店主にはメールさえも使えない昔ながらの頑固な人も多く、データベース・マーケティングとかディライトフル・リレーションシップ・マーケティングとかに全く関心もありませんでした。聞く耳を持たなかったのです。これらの店主たちを奥井社長と営業部隊は、根気強く、ウエットな人間関係などのアナログと各種データの管理と共有というデジタルの両面で根気強くアプローチしていきました。

例えば、奥井社長や営業部隊は販売店の店員の結婚記念日や誕生日にメッセージやプレゼントを贈ったりして徐々に関係を重ねていきました。営業担当者は日々販売店の相談に耳を傾けてアドバイスを親身になってやっていきました。

商機を逃さず顧客にアプローチできるようにするため、それぞれの販売店やHDJでバラバラだった顧客情報を一元化して共有できるデータベースも構築しました。これらによってハーレーを扱っている販売店の売り上げが増えていきました。

面白いもので「HDJと関係していると儲かる」となると正規販売店とHDJとの絆はますます強くなっていきました。顧客データが正規販売店とHDJの間で完全に共有されました。

顧客との関係性構築の2つの柱

顧客との関係性構築は主に2つの柱があります。1つはハーレーを購入してくれた既存顧客や新たに購入した新規顧客に対してです。もう1つは潜在顧客に対してです。ハーレーを購入すると全員「LIFE STYLE BOOK」という冊子を受け取ります。そこには「ハーレー10の楽しみ」が書かれています。

「知る」楽しみ ハーレーの歴史や商品についてあれこれ知る楽しみです。

「乗る」楽しみ 読んで頭に入れてから乗ってみるとハーレー好きにはたまらない楽しさ。

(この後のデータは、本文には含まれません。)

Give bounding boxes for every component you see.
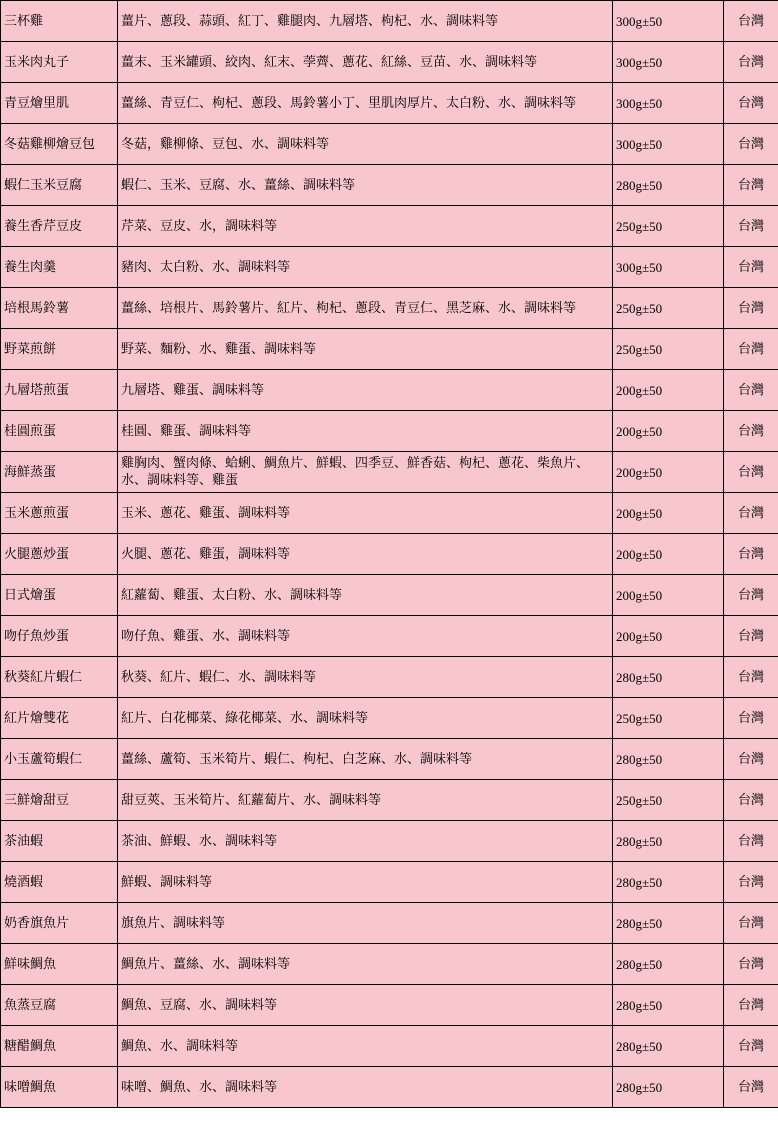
ingredients-cell: 野菜、麵粉、水、雞蛋、調味料等 — [118, 329, 613, 370]
weight-cell: 280g±50 — [613, 739, 724, 780]
origin-cell: 台灣 — [724, 288, 778, 329]
weight-cell: 280g±50 — [613, 985, 724, 1026]
dish-name-cell: 海鮮蒸蛋 — [1, 452, 118, 493]
weight-cell: 200g±50 — [613, 616, 724, 657]
weight-cell: 200g±50 — [613, 452, 724, 493]
dish-name-cell: 養生香芹豆皮 — [1, 206, 118, 247]
weight-cell: 250g±50 — [613, 329, 724, 370]
ingredients-cell: 薑絲、青豆仁、枸杞、蔥段、馬鈴薯小丁、里肌肉厚片、太白粉、水、調味料等 — [118, 83, 613, 124]
table-row — [1, 821, 778, 862]
table-row — [1, 452, 778, 493]
origin-cell: 台灣 — [724, 206, 778, 247]
dish-name-cell: 紅片燴雙花 — [1, 698, 118, 739]
origin-cell: 台灣 — [724, 1026, 778, 1067]
ingredients-cell: 冬菇，雞柳條、豆包、水、調味料等 — [118, 124, 613, 165]
weight-cell: 280g±50 — [613, 165, 724, 206]
table-row — [1, 657, 778, 698]
origin-cell: 台灣 — [724, 329, 778, 370]
table-row — [1, 1, 778, 42]
dish-name-cell: 玉米肉丸子 — [1, 42, 118, 83]
origin-cell: 台灣 — [724, 821, 778, 862]
origin-cell: 台灣 — [724, 657, 778, 698]
origin-cell: 台灣 — [724, 575, 778, 616]
weight-cell: 300g±50 — [613, 124, 724, 165]
dish-name-cell: 魚蒸豆腐 — [1, 985, 118, 1026]
ingredients-cell: 鯛魚片、薑絲、水、調味料等 — [118, 944, 613, 985]
table-row — [1, 493, 778, 534]
table-row — [1, 534, 778, 575]
weight-cell: 250g±50 — [613, 206, 724, 247]
ingredients-cell: 火腿、蔥花、雞蛋，調味料等 — [118, 534, 613, 575]
origin-cell: 台灣 — [724, 165, 778, 206]
ingredients-cell: 九層塔、雞蛋、調味料等 — [118, 370, 613, 411]
ingredients-cell: 鯛魚、豆腐、水、調味料等 — [118, 985, 613, 1026]
ingredients-cell: 紅蘿蔔、雞蛋、太白粉、水、調味料等 — [118, 575, 613, 616]
weight-cell: 200g±50 — [613, 493, 724, 534]
dish-name-cell: 糖醋鯛魚 — [1, 1026, 118, 1067]
ingredients-cell: 茶油、鮮蝦、水、調味料等 — [118, 821, 613, 862]
weight-cell: 200g±50 — [613, 575, 724, 616]
dish-name-cell: 冬菇雞柳燴豆包 — [1, 124, 118, 165]
dish-name-cell: 培根馬鈴薯 — [1, 288, 118, 329]
origin-cell: 台灣 — [724, 862, 778, 903]
weight-cell: 300g±50 — [613, 83, 724, 124]
dish-name-cell: 九層塔煎蛋 — [1, 370, 118, 411]
weight-cell: 280g±50 — [613, 657, 724, 698]
origin-cell: 台灣 — [724, 780, 778, 821]
ingredients-cell: 味噌、鯛魚、水、調味料等 — [118, 1067, 613, 1108]
ingredients-cell: 薑末、玉米罐頭、絞肉、紅末、荸薺、蔥花、紅絲、豆苗、水、調味料等 — [118, 42, 613, 83]
table-row — [1, 124, 778, 165]
weight-cell: 200g±50 — [613, 411, 724, 452]
ingredients-cell: 鮮蝦、調味料等 — [118, 862, 613, 903]
dish-name-cell: 日式燴蛋 — [1, 575, 118, 616]
origin-cell: 台灣 — [724, 42, 778, 83]
dish-name-cell: 奶香旗魚片 — [1, 903, 118, 944]
dish-name-cell: 野菜煎餅 — [1, 329, 118, 370]
ingredients-cell: 薑絲、培根片、馬鈴薯片、紅片、枸杞、蔥段、青豆仁、黑芝麻、水、調味料等 — [118, 288, 613, 329]
table-row — [1, 329, 778, 370]
ingredients-cell: 芹菜、豆皮、水，調味料等 — [118, 206, 613, 247]
table-row — [1, 739, 778, 780]
weight-cell: 280g±50 — [613, 903, 724, 944]
ingredients-cell: 吻仔魚、雞蛋、水、調味料等 — [118, 616, 613, 657]
dish-name-cell: 養生肉羹 — [1, 247, 118, 288]
dish-name-cell: 秋葵紅片蝦仁 — [1, 657, 118, 698]
origin-cell: 台灣 — [724, 1, 778, 42]
ingredients-cell: 雞胸肉、蟹肉條、蛤蜊、鯛魚片、鮮蝦、四季豆、鮮香菇、枸杞、蔥花、柴魚片、水、調味料等、雞蛋 — [118, 452, 613, 493]
table-row — [1, 1067, 778, 1108]
ingredients-cell: 甜豆莢、玉米筍片、紅蘿蔔片、水、調味料等 — [118, 780, 613, 821]
origin-cell: 台灣 — [724, 370, 778, 411]
weight-cell: 280g±50 — [613, 862, 724, 903]
origin-cell: 台灣 — [724, 985, 778, 1026]
table-row — [1, 780, 778, 821]
ingredients-cell: 薑片、蔥段、蒜頭、紅丁、雞腿肉、九層塔、枸杞、水、調味料等 — [118, 1, 613, 42]
origin-cell: 台灣 — [724, 124, 778, 165]
table-row — [1, 165, 778, 206]
dish-name-cell: 吻仔魚炒蛋 — [1, 616, 118, 657]
ingredients-cell: 豬肉、太白粉、水、調味料等 — [118, 247, 613, 288]
table-row — [1, 985, 778, 1026]
origin-cell: 台灣 — [724, 534, 778, 575]
table-row — [1, 83, 778, 124]
dish-name-cell: 味噌鯛魚 — [1, 1067, 118, 1108]
dish-name-cell: 桂圓煎蛋 — [1, 411, 118, 452]
weight-cell: 250g±50 — [613, 780, 724, 821]
origin-cell: 台灣 — [724, 1067, 778, 1108]
dish-name-cell: 玉米蔥煎蛋 — [1, 493, 118, 534]
table-row — [1, 247, 778, 288]
dish-name-cell: 火腿蔥炒蛋 — [1, 534, 118, 575]
weight-cell: 300g±50 — [613, 42, 724, 83]
dish-name-cell: 三杯雞 — [1, 1, 118, 42]
ingredients-cell: 秋葵、紅片、蝦仁、水、調味料等 — [118, 657, 613, 698]
origin-cell: 台灣 — [724, 411, 778, 452]
weight-cell: 280g±50 — [613, 1026, 724, 1067]
ingredients-cell: 旗魚片、調味料等 — [118, 903, 613, 944]
ingredients-cell: 桂圓、雞蛋、調味料等 — [118, 411, 613, 452]
table-row — [1, 411, 778, 452]
origin-cell: 台灣 — [724, 903, 778, 944]
ingredients-cell: 紅片、白花椰菜、綠花椰菜、水、調味料等 — [118, 698, 613, 739]
origin-cell: 台灣 — [724, 944, 778, 985]
weight-cell: 250g±50 — [613, 288, 724, 329]
ingredients-cell: 薑絲、蘆筍、玉米筍片、蝦仁、枸杞、白芝麻、水、調味料等 — [118, 739, 613, 780]
weight-cell: 280g±50 — [613, 1067, 724, 1108]
origin-cell: 台灣 — [724, 247, 778, 288]
origin-cell: 台灣 — [724, 493, 778, 534]
origin-cell: 台灣 — [724, 698, 778, 739]
origin-cell: 台灣 — [724, 452, 778, 493]
weight-cell: 200g±50 — [613, 370, 724, 411]
dish-name-cell: 鮮味鯛魚 — [1, 944, 118, 985]
table-row — [1, 944, 778, 985]
table-row — [1, 903, 778, 944]
origin-cell: 台灣 — [724, 83, 778, 124]
ingredients-cell: 玉米、蔥花、雞蛋、調味料等 — [118, 493, 613, 534]
weight-cell: 300g±50 — [613, 247, 724, 288]
dish-name-cell: 小玉蘆筍蝦仁 — [1, 739, 118, 780]
table-row — [1, 288, 778, 329]
table-row — [1, 1026, 778, 1067]
table-row — [1, 42, 778, 83]
table-row — [1, 862, 778, 903]
dish-name-cell: 燒酒蝦 — [1, 862, 118, 903]
dish-name-cell: 蝦仁玉米豆腐 — [1, 165, 118, 206]
menu-table-body — [1, 1, 778, 1108]
dish-name-cell: 青豆燴里肌 — [1, 83, 118, 124]
table-row — [1, 698, 778, 739]
weight-cell: 250g±50 — [613, 698, 724, 739]
table-row — [1, 206, 778, 247]
weight-cell: 280g±50 — [613, 944, 724, 985]
ingredients-cell: 蝦仁、玉米、豆腐、水、薑絲、調味料等 — [118, 165, 613, 206]
origin-cell: 台灣 — [724, 616, 778, 657]
dish-name-cell: 三鮮燴甜豆 — [1, 780, 118, 821]
table-row — [1, 616, 778, 657]
dish-name-cell: 茶油蝦 — [1, 821, 118, 862]
table-row — [1, 575, 778, 616]
table-row — [1, 370, 778, 411]
origin-cell: 台灣 — [724, 739, 778, 780]
ingredients-cell: 鯛魚、水、調味料等 — [118, 1026, 613, 1067]
weight-cell: 280g±50 — [613, 821, 724, 862]
weight-cell: 300g±50 — [613, 1, 724, 42]
weight-cell: 200g±50 — [613, 534, 724, 575]
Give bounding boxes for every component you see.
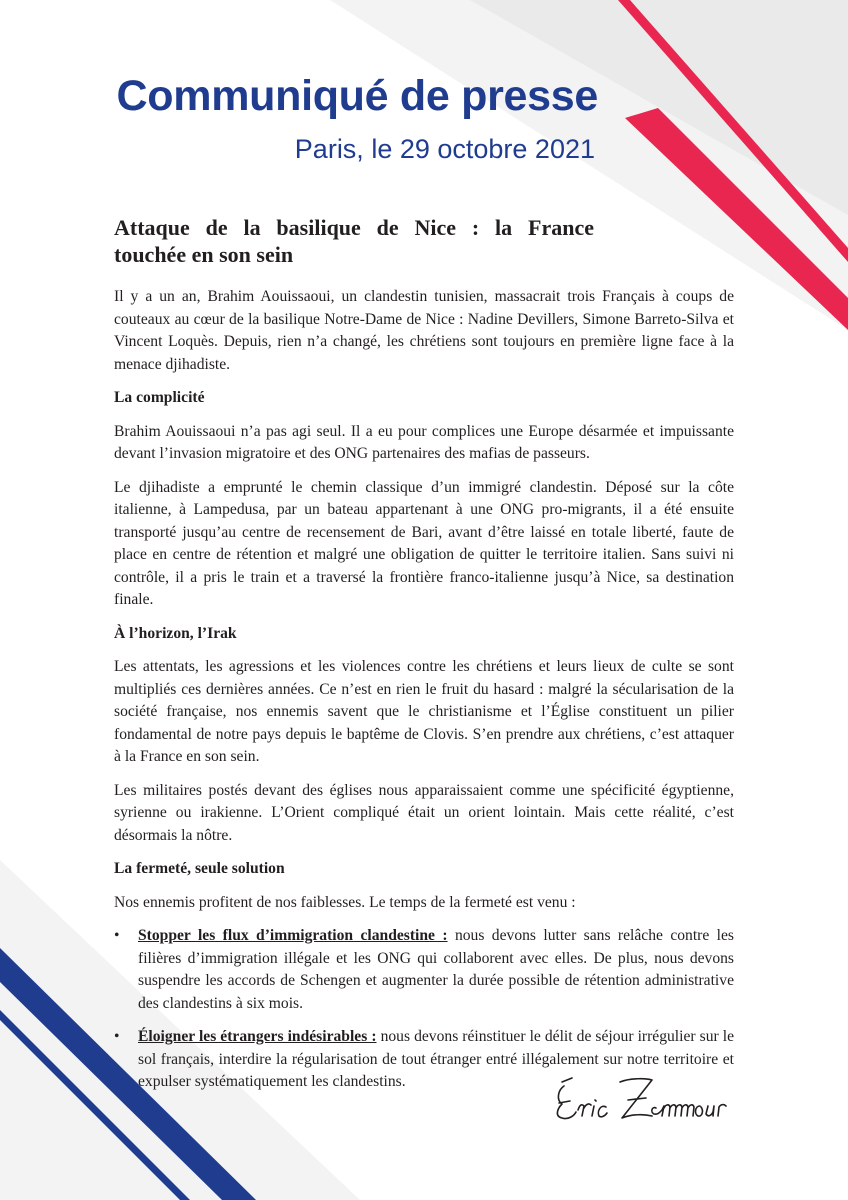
horizon-paragraph-1: Les attentats, les agressions et les violences contre les chrétiens et leurs lieux de culte se sont multipliés ces dernières années. Ce n’est en rien le fruit du hasard : malgré la sécularisation de la société française, nos ennemis savent que le christianisme et l’Église constituent un pilier fondamental de notre pays depuis le baptême de Clovis. S’en prendre aux chrétiens, c’est attaquer à la France en son sein. — [114, 658, 734, 765]
firmness-intro: Nos ennemis profitent de nos faiblesses. Le temps de la fermeté est venu : — [114, 893, 576, 911]
measure-lead: Stopper les flux d’immigration clandestine : — [138, 927, 448, 944]
bullet-icon: • — [114, 1028, 120, 1045]
section-heading-complicity: La complicité — [114, 389, 205, 406]
list-item — [114, 925, 734, 1015]
measure-lead: Éloigner les étrangers indésirables : — [138, 1028, 377, 1045]
bullet-icon: • — [114, 927, 120, 944]
measure-text: nous devons réinstituer le délit de séjour irrégulier sur le sol français, interdire la régularisation de tout étranger entré illégalement sur notre territoire et expulser systématiquement les clandestins. — [138, 1028, 734, 1090]
horizon-paragraph-2: Les militaires postés devant des églises nous apparaissaient comme une spécificité égyptienne, syrienne ou irakienne. L’Orient compliqué était un orient lointain. Mais cette réalité, c’est désormais la nôtre. — [114, 781, 734, 844]
headline — [114, 214, 594, 268]
headline-line-1: Attaque de la basilique de Nice : la France — [114, 215, 594, 240]
complicity-paragraph-1: Brahim Aouissaoui n’a pas agi seul. Il a eu pour complices une Europe désarmée et impuissante devant l’invasion migratoire et des ONG partenaires des mafias de passeurs. — [114, 422, 734, 462]
page-title: Communiqué de presse — [116, 72, 598, 120]
signature — [548, 1070, 738, 1130]
headline-line-2: touchée en son sein — [114, 242, 294, 267]
intro-paragraph: Il y a un an, Brahim Aouissaoui, un clandestin tunisien, massacrait trois Français à coups de couteaux au cœur de la basilique Notre-Dame de Nice : Nadine Devillers, Simone Barreto-Silva et Vincent Loquès. Depuis, rien n’a changé, les chrétiens sont toujours en première ligne face à la menace djihadiste. — [114, 288, 734, 373]
measures-list — [114, 925, 734, 1094]
measure-text: nous devons lutter sans relâche contre les filières d’immigration illégale et les ONG qui collaborent avec elles. De plus, nous devons suspendre les accords de Schengen et augmenter la durée possible de rétention administrative des clandestins à six mois. — [138, 927, 734, 1012]
section-heading-firmness: La fermeté, seule solution — [114, 860, 285, 877]
section-heading-horizon: À l’horizon, l’Irak — [114, 624, 237, 642]
press-release-body — [114, 286, 734, 1105]
date-line: Paris, le 29 octobre 2021 — [294, 134, 595, 164]
complicity-paragraph-2: Le djihadiste a emprunté le chemin classique d’un immigré clandestin. Déposé sur la côte italienne, à Lampedusa, par un bateau appartenant à une ONG pro-migrants, il a été ensuite transporté jusqu’au centre de recensement de Bari, avant d’être laissé en totale liberté, faute de place en centre de rétention et malgré une obligation de quitter le territoire italien. Sans suivi ni contrôle, il a pris le train et a traversé la frontière franco-italienne jusqu’à Nice, sa destination finale. — [114, 478, 734, 608]
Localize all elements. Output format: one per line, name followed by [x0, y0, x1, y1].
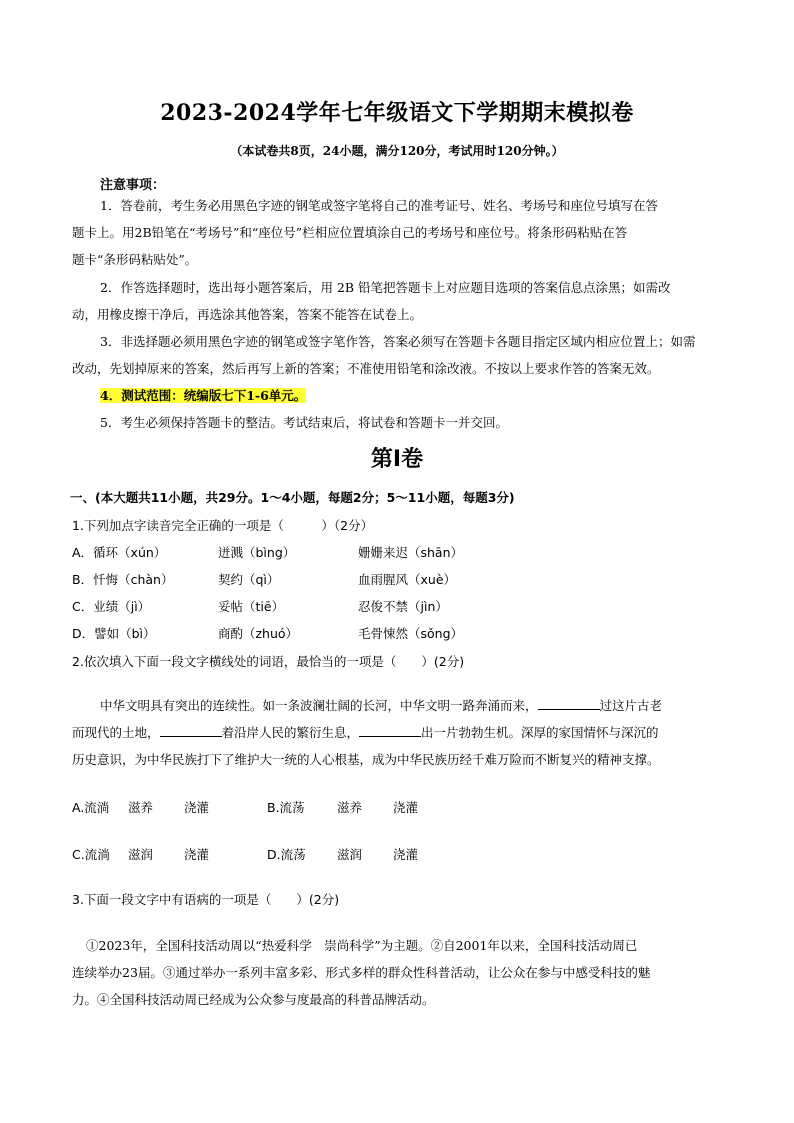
q1-b-3: 血雨腥风（xuè） [358, 572, 457, 587]
q2-passage-2b: 着沿岸人民的繁衍生息， [221, 725, 360, 740]
q2-c-1: C.流淌 [72, 847, 110, 862]
q2-passage-3a: 历史意识，为中华民族打下了维护大一统的人心根基，成为中华民族历经千难万险而不断复兴的精神支撑。 [72, 752, 660, 767]
notes-heading: 注意事项： [100, 178, 166, 193]
q2-c-3: 浇灌 [184, 847, 210, 862]
q2-b-3: 浇灌 [393, 800, 419, 815]
q1-c-3: 忍俊不禁（jìn） [358, 599, 448, 614]
note-5-text: 5．考生必须保持答题卡的整洁。考试结束后，将试卷和答题卡一并交回。 [100, 415, 508, 430]
note-1-line-1: 1．答卷前，考生务必用黑色字迹的钢笔或签字笔将自己的准考证号、姓名、考场号和座位号填写在答 [100, 198, 658, 213]
q2-passage-1b: 过这片古老 [599, 698, 663, 713]
q3-passage [72, 932, 650, 1013]
note-4-highlight: 4．测试范围：统编版七下1-6单元。 [100, 388, 307, 403]
q1-d-3: 毛骨悚然（sǒng） [358, 626, 464, 641]
note-3-line-1: 3．非选择题必须用黑色字迹的钢笔或签字笔作答，答案必须写在答题卡各题目指定区域内相应位置上；如需 [100, 334, 696, 349]
q2-passage-2c: 出一片勃勃生机。深厚的家国情怀与深沉的 [421, 725, 659, 740]
q2-passage-2a: 而现代的土地， [72, 725, 160, 740]
q2-passage [72, 692, 662, 773]
note-1 [72, 192, 732, 273]
q3-passage-line-3: 力。④全国科技活动周已经成为公众参与度最高的科普品牌活动。 [72, 992, 435, 1007]
q2-c-2: 滋润 [128, 847, 154, 862]
q2-stem: 2.依次填入下面一段文字横线处的词语，最恰当的一项是（ ）(2分) [72, 654, 465, 669]
note-3-line-2: 改动，先划掉原来的答案，然后再写上新的答案；不准使用铅笔和涂改液。不按以上要求作答的答案无效。 [72, 361, 660, 376]
q1-c-1: C．业绩（jì） [72, 599, 151, 614]
q2-d-2: 滋润 [337, 847, 363, 862]
q3-passage-line-1: ①2023年，全国科技活动周以“热爱科学 崇尚科学”为主题。②自2001年以来，全国科技活动周已 [86, 938, 638, 953]
part-1-heading: 一、(本大题共11小题，共29分。1～4小题，每题2分；5～11小题，每题3分) [70, 490, 515, 505]
blank-2 [160, 724, 222, 737]
q2-a-2: 滋养 [128, 800, 154, 815]
q1-a-1: A．循环（xún） [72, 545, 167, 560]
note-1-line-2: 题卡上。用2B铅笔在“考场号”和“座位号”栏相应位置填涂自己的考场号和座位号。将条形码粘贴在答 [72, 225, 628, 240]
note-2-line-2: 动，用橡皮擦干净后，再选涂其他答案，答案不能答在试卷上。 [72, 307, 423, 322]
note-5 [72, 409, 732, 436]
q2-a-3: 浇灌 [184, 800, 210, 815]
q1-d-1: D．譬如（bì） [72, 626, 156, 641]
q2-b-2: 滋养 [337, 800, 363, 815]
section-title: 第Ⅰ卷 [370, 447, 424, 472]
q1-b-1: B．忏悔（chàn） [72, 572, 174, 587]
note-1-line-3: 题卡“条形码粘贴处”。 [72, 252, 198, 267]
blank-3 [359, 724, 421, 737]
q2-b-1: B.流荡 [267, 800, 305, 815]
q1-d-2: 商酌（zhuó） [218, 626, 299, 641]
note-3 [72, 328, 732, 382]
q2-passage-1a: 中华文明具有突出的连续性。如一条波澜壮阔的长河，中华文明一路奔涌而来， [100, 698, 538, 713]
q3-stem: 3.下面一段文字中有语病的一项是（ ）(2分) [72, 892, 340, 907]
q1-b-2: 契约（qì） [218, 572, 280, 587]
q2-d-1: D.流荡 [267, 847, 306, 862]
note-4 [72, 382, 732, 409]
note-2-line-1: 2．作答选择题时，选出每小题答案后，用 2B 铅笔把答题卡上对应题目选项的答案信息点涂黑；如需改 [100, 280, 671, 295]
q1-a-2: 迸溅（bìng） [218, 545, 296, 560]
q2-d-3: 浇灌 [393, 847, 419, 862]
q1-stem: 1.下列加点字读音完全正确的一项是（ ）（2分） [72, 518, 374, 533]
q1-c-2: 妥帖（tiē） [218, 599, 285, 614]
exam-info: （本试卷共8页，24小题，满分120分，考试用时120分钟。） [230, 144, 564, 158]
blank-1 [538, 697, 600, 710]
page-title: 2023-2024学年七年级语文下学期期末模拟卷 [160, 100, 634, 126]
q1-a-3: 姗姗来迟（shān） [358, 545, 464, 560]
q3-passage-line-2: 连续举办23届。③通过举办一系列丰富多彩、形式多样的群众性科普活动，让公众在参与中感受科技的魅 [72, 965, 651, 980]
q2-a-1: A.流淌 [72, 800, 110, 815]
note-2 [72, 274, 732, 328]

「創る」楽しみ これもたまりません。自分好みに愛車をカスタマイズする楽しみです。

「競う」楽しみ 仲間とファッションやカスタム、レースなどで自分らしさを競います。

「選ぶ」楽しみ パーツやファッションや装飾など選ぶ楽しみが広がります。

「出会う」楽しみ ハーレーを通して仲間と出会う楽しみが世界を広げてくれます。

「愛でる」楽しみ 愛車を常に手入れし優しく乗っていると愛着が増していきます。